In the early 1980s, Lumet directed two of his most serious and sensitive films.The Verdict (1982) was a courtroom drama about a self-absorbed lawyer (Paul Newman in one of his strongest performances) who takes on a medical malpractice case only for the money he will receive from the out-of-court settlement. Events in the case, however, including evidence of a cover-up by doctors at the Catholic hospital where his client was treated and the dirty tricks of a team of lawyers hired by the archdiocese in charge of the hospital, deeply affect him.
Newman’s character chooses to take the case to trial and expose the criminal negligence that left his client in a coma rather than accept a settlement which would have left the truth concealed. “If I take the money, I’m lost,” he says when offered a deal.
Daniel (1983), based on E.L. Doctorow’s novel The Book of Daniel, was an attempt to deal with the case of Julius and Ethel Rosenberg and the devastating consequences their execution at the height of the anticommunist frenzy in 1953 had on the lives of their children.
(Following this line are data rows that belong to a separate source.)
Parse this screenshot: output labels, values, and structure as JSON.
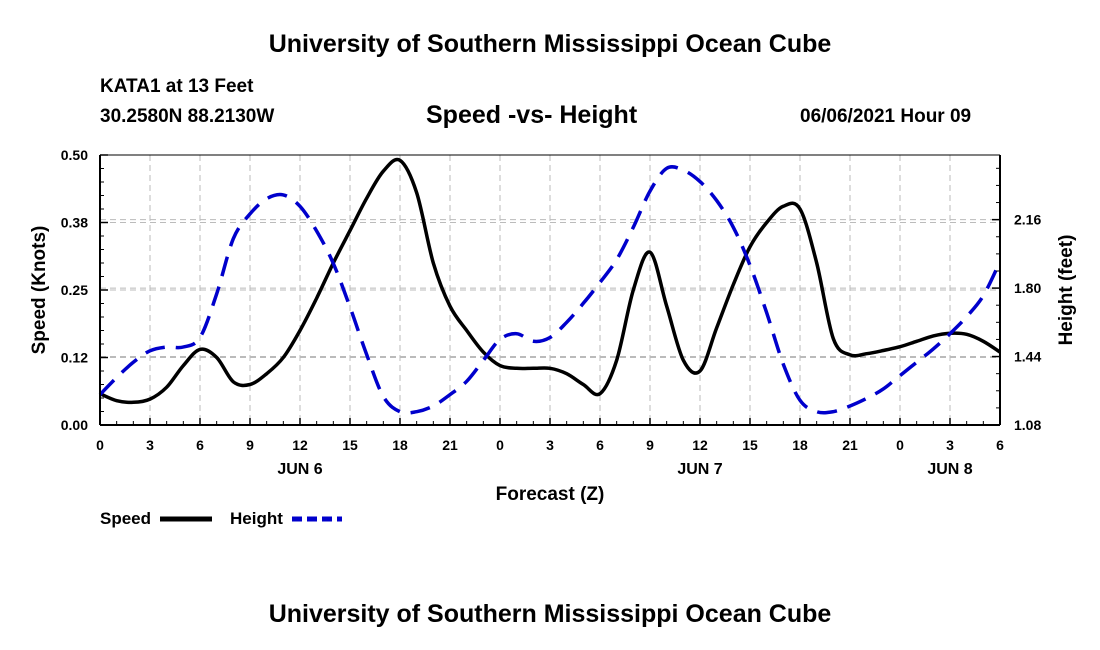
{
  "header": {
    "title": "University of Southern Mississippi Ocean Cube",
    "station": "KATA1 at 13 Feet",
    "coordinates": "30.2580N  88.2130W",
    "subtitle": "Speed -vs- Height",
    "datetime": "06/06/2021 Hour 09"
  },
  "footer": {
    "title": "University of Southern Mississippi Ocean Cube"
  },
  "legend": {
    "speed_label": "Speed",
    "height_label": "Height"
  },
  "colors": {
    "speed": "#000000",
    "height": "#0000cc",
    "grid": "#bbbbbb"
  },
  "chart_data": {
    "type": "line",
    "xlabel": "Forecast (Z)",
    "ylabel": "Speed (Knots)",
    "y2label": "Height (feet)",
    "xlim": [
      0,
      54
    ],
    "ylim": [
      0,
      0.5
    ],
    "y2lim": [
      1.08,
      2.5
    ],
    "x_tick_values": [
      0,
      3,
      6,
      9,
      12,
      15,
      18,
      21,
      24,
      27,
      30,
      33,
      36,
      39,
      42,
      45,
      48,
      51,
      54
    ],
    "x_tick_labels": [
      "0",
      "3",
      "6",
      "9",
      "12",
      "15",
      "18",
      "21",
      "0",
      "3",
      "6",
      "9",
      "12",
      "15",
      "18",
      "21",
      "0",
      "3",
      "6"
    ],
    "y_ticks": [
      0,
      0.125,
      0.25,
      0.375,
      0.5
    ],
    "y_tick_labels": [
      "0.00",
      "0.12",
      "0.25",
      "0.38",
      "0.50"
    ],
    "y2_ticks": [
      1.08,
      1.44,
      1.8,
      2.16
    ],
    "y2_tick_labels": [
      "1.08",
      "1.44",
      "1.80",
      "2.16"
    ],
    "day_labels": [
      {
        "x": 12,
        "label": "JUN 6"
      },
      {
        "x": 36,
        "label": "JUN 7"
      },
      {
        "x": 51,
        "label": "JUN 8"
      }
    ],
    "grid": true,
    "series": [
      {
        "name": "Speed",
        "axis": "left",
        "style": "solid",
        "x": [
          0,
          1,
          2,
          3,
          4,
          5,
          6,
          7,
          8,
          9,
          10,
          11,
          12,
          13,
          14,
          15,
          16,
          17,
          18,
          19,
          20,
          21,
          22,
          23,
          24,
          25,
          26,
          27,
          28,
          29,
          30,
          31,
          32,
          33,
          34,
          35,
          36,
          37,
          38,
          39,
          40,
          41,
          42,
          43,
          44,
          45,
          46,
          47,
          48,
          49,
          50,
          51,
          52,
          53,
          54
        ],
        "values": [
          0.058,
          0.045,
          0.042,
          0.048,
          0.07,
          0.11,
          0.14,
          0.125,
          0.08,
          0.075,
          0.095,
          0.125,
          0.175,
          0.235,
          0.3,
          0.36,
          0.42,
          0.47,
          0.49,
          0.43,
          0.3,
          0.22,
          0.175,
          0.135,
          0.11,
          0.105,
          0.105,
          0.105,
          0.095,
          0.075,
          0.058,
          0.12,
          0.25,
          0.32,
          0.22,
          0.12,
          0.1,
          0.18,
          0.26,
          0.33,
          0.375,
          0.405,
          0.4,
          0.3,
          0.16,
          0.13,
          0.132,
          0.138,
          0.145,
          0.155,
          0.165,
          0.17,
          0.168,
          0.155,
          0.135
        ]
      },
      {
        "name": "Height",
        "axis": "right",
        "style": "dashed",
        "x": [
          0,
          1,
          2,
          3,
          4,
          5,
          6,
          7,
          8,
          9,
          10,
          11,
          12,
          13,
          14,
          15,
          16,
          17,
          18,
          19,
          20,
          21,
          22,
          23,
          24,
          25,
          26,
          27,
          28,
          29,
          30,
          31,
          32,
          33,
          34,
          35,
          36,
          37,
          38,
          39,
          40,
          41,
          42,
          43,
          44,
          45,
          46,
          47,
          48,
          49,
          50,
          51,
          52,
          53,
          54
        ],
        "values": [
          1.24,
          1.33,
          1.41,
          1.47,
          1.49,
          1.49,
          1.54,
          1.77,
          2.06,
          2.19,
          2.27,
          2.29,
          2.23,
          2.1,
          1.93,
          1.7,
          1.45,
          1.23,
          1.15,
          1.15,
          1.18,
          1.24,
          1.31,
          1.42,
          1.53,
          1.56,
          1.52,
          1.54,
          1.62,
          1.72,
          1.83,
          1.95,
          2.12,
          2.31,
          2.43,
          2.42,
          2.36,
          2.26,
          2.12,
          1.92,
          1.67,
          1.4,
          1.21,
          1.15,
          1.15,
          1.18,
          1.22,
          1.27,
          1.34,
          1.41,
          1.48,
          1.56,
          1.65,
          1.76,
          1.94
        ]
      }
    ]
  }
}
In the 1960s, Daniel Isaacson (Timothy Hutton) begins to reconsider the lives of his parents, two young Communist Party members framed-up and executed as Soviet spies, after his sister, haunted by their death, suffers a mental breakdown. Daniel struggles to clear his parents’ names in the 1960s, while flashbacks tell the story of their lives in the 1930s and 1940s.
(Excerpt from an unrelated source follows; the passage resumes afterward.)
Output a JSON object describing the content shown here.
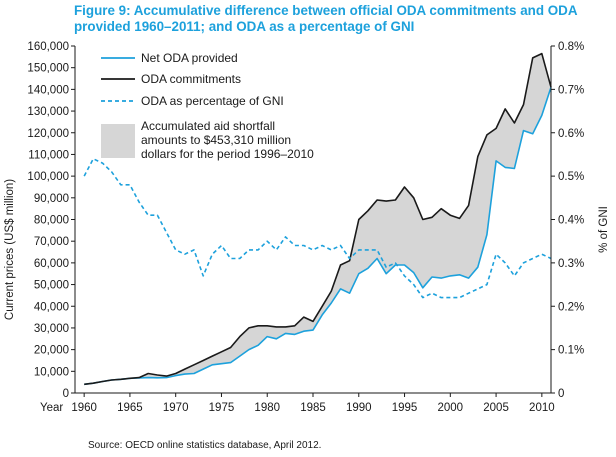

The film is intelligently made and well performed by all of the actors involved. Lumet always considered the project one of his most important and his command of his craft was rarely more sure. His revulsion over the execution of the couple at the center of the story is genuinely felt.
Maintaining his interest in significant social episodes and trends, Lumet directed Running on Empty in 1988, about a couple (Judd Hirsch and Christine Lahti) who participated in a Weatherman-style anti-war bombing in the early 1970s and have been on the run ever since. A decade and a half later, their teenage son, well played by River Phoenix, begins to have a life independent of his parents and this produces a crisis. Again, real intelligence and sensitivity are at work.
Lumet continued directing up until 2007, when his final film, Before The Devil Knows You’re Dead, was released. As noted, he was a prolific director, with more than 70 films and television shows to his credit. Although relatively few of the works were entirely successful or satisfying, itself a reflection in part of some of the cultural problems of the postwar decades in the US, Lumet will be remembered as a figure of genuine artistic integrity and honesty.
HIRAM LEE is a senior writer with the World Socialist Web Site.